百文の一(いち)

ねくしあ@カクコン準備中……

新着メッセージがあります:

 ある日、世界の人々全てに異変が起こった。

 それは「人生にたった一度だけ誰か一人の秘密を知ることが出来る」というものだった。


 だけれど一つ条件がある。それは――互いの同意が必要という大きな枷。


 ――私には大好きな先輩がいた。今はもう二月の下旬で卒業まで時間がない。でもその思いを伝えられずにいた。


 私はいつも意気地無しだった。だから今日こそは、と思いラインを送ってみることにした。

 激しく鳴る鼓動と浅くなる息。それを感じつつも震える指で画面をなぞり、一文字ずつ丁寧に、丁寧に言葉を、文章を作っていく。入学試験で面接をしたときよりずっと慎重な気がしてしまうほどに。

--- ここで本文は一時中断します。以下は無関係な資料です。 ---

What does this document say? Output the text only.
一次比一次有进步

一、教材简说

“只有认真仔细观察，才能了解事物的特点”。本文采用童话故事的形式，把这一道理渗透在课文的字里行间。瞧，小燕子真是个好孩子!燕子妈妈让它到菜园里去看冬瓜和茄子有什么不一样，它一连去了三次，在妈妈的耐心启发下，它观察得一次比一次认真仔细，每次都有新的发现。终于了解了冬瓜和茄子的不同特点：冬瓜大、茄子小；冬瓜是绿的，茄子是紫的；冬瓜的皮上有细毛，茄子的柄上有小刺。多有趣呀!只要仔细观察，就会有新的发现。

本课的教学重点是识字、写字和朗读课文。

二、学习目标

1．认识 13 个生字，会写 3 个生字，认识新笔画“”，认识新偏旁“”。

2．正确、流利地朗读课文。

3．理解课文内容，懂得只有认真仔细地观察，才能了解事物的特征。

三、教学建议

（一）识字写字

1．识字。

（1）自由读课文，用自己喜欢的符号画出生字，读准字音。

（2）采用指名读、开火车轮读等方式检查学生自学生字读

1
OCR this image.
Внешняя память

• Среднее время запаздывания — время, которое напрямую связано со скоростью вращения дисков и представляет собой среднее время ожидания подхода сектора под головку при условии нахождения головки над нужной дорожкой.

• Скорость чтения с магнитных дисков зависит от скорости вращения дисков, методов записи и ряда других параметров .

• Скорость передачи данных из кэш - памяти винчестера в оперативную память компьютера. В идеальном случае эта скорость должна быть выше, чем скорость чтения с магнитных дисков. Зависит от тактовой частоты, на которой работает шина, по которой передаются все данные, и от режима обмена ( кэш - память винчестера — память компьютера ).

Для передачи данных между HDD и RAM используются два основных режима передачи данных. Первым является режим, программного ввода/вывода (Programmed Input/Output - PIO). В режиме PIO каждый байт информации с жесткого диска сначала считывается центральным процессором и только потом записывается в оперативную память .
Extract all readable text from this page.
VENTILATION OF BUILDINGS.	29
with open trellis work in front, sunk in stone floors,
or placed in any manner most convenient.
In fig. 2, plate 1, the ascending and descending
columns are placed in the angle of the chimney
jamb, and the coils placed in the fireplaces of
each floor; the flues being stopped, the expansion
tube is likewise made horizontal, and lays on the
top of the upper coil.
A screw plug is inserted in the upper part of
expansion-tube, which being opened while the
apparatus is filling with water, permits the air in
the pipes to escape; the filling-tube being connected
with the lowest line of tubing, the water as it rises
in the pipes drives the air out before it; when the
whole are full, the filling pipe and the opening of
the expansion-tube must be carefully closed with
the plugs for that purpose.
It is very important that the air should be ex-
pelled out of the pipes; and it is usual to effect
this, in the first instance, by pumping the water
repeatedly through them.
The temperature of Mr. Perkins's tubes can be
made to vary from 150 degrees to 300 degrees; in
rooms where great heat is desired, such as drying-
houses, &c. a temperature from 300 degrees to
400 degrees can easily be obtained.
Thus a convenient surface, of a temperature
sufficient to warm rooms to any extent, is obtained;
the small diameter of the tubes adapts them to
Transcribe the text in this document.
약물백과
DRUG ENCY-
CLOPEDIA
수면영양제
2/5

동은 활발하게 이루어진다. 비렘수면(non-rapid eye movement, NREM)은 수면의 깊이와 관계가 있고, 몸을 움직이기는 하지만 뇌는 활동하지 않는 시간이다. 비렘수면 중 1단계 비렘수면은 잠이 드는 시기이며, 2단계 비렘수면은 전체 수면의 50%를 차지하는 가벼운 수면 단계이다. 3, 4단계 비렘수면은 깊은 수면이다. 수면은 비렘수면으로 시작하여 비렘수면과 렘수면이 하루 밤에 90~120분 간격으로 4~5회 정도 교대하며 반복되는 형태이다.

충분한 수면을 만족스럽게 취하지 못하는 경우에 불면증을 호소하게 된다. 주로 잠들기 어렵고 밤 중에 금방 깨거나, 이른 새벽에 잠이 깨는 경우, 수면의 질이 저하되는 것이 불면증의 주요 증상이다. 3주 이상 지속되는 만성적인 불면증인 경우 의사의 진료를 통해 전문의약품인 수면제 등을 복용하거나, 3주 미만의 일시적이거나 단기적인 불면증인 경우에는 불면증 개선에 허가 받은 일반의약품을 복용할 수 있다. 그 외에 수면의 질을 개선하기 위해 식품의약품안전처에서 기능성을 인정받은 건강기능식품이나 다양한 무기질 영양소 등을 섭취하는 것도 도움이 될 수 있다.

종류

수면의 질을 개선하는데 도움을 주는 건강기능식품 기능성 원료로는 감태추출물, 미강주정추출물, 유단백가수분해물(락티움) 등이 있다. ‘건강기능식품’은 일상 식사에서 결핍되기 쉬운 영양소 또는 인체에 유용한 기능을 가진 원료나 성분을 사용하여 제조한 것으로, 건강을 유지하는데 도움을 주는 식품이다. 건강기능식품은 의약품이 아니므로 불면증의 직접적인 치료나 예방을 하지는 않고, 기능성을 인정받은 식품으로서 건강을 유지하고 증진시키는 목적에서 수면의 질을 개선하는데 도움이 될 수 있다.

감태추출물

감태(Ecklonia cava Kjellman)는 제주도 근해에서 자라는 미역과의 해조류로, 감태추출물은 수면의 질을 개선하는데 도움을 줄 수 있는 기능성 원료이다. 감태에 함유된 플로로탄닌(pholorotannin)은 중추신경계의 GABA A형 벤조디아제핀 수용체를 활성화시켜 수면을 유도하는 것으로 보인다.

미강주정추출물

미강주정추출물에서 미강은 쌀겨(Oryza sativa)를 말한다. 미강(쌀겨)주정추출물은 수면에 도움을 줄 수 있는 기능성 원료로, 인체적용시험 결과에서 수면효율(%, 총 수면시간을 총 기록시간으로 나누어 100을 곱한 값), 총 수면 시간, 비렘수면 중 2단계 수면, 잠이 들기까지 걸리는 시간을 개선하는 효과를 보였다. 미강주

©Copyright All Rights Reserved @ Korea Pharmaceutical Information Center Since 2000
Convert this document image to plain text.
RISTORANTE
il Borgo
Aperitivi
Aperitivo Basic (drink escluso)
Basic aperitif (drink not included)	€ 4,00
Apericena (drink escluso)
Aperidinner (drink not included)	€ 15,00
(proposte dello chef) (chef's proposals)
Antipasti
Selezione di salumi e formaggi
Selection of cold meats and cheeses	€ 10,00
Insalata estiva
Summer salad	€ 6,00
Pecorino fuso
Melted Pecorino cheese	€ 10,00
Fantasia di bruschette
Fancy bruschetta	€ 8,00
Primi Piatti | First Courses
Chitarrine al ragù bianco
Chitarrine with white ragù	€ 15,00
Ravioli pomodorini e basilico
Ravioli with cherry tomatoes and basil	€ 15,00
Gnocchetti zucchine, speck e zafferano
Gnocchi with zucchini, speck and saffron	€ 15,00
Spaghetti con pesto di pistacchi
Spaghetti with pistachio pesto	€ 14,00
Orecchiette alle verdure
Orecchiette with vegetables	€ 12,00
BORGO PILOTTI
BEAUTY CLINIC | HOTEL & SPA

『あの、先輩。明日の朝に会えませんか? 話したいことがありまして』

『突然どうしたの? まぁ、別に空いてるしいいけど。何時にどこ?』

『六時に百山公園でいいですか?』

『いいよ。ちゃんと来るんだぞ~?笑』


 その会話は数十分にも満たなかったはずだ。でも私にとっては数時間に感じた。返信の遅さにイラつかれてたらどうしよう……そう思うとなんだか眠れなかった。


 そして朝。ご飯もろくに食べず、間に合うようにと寒い中で身体を必死に動かし公園まで足を進める。


 運動をして、身体はしっかりと暖まった。しかし震えが止まらない。きっと寒さのせいだろうと意味もなく言い訳をしてみる。そうでもしないと頭が景色と同じくらい真っ白になってしまいそうだった。


 よく待ち合わせ場所になっている時計台の前にその先輩はいた。既に私と同じ制服姿だった。


「お、来たね。で? 要件はなんだい」

「……先輩、秘密を教え合いませんか」

「……なんだい藪から棒に。いいのかい? 人生に一度の権利なのにさ」

「先輩がいいんですっ! そ、その……嫌ならいいですけど」

「嫌じゃないさ。いいよ、したげる」


 原理は分からない。でも皆が言うには――世界が気持ちを認証した、ということらしい。突然脳裏に文字が浮かんできた。


「「大好きっ……!」」


 その言葉は同時だった。そしてそれにまた驚く。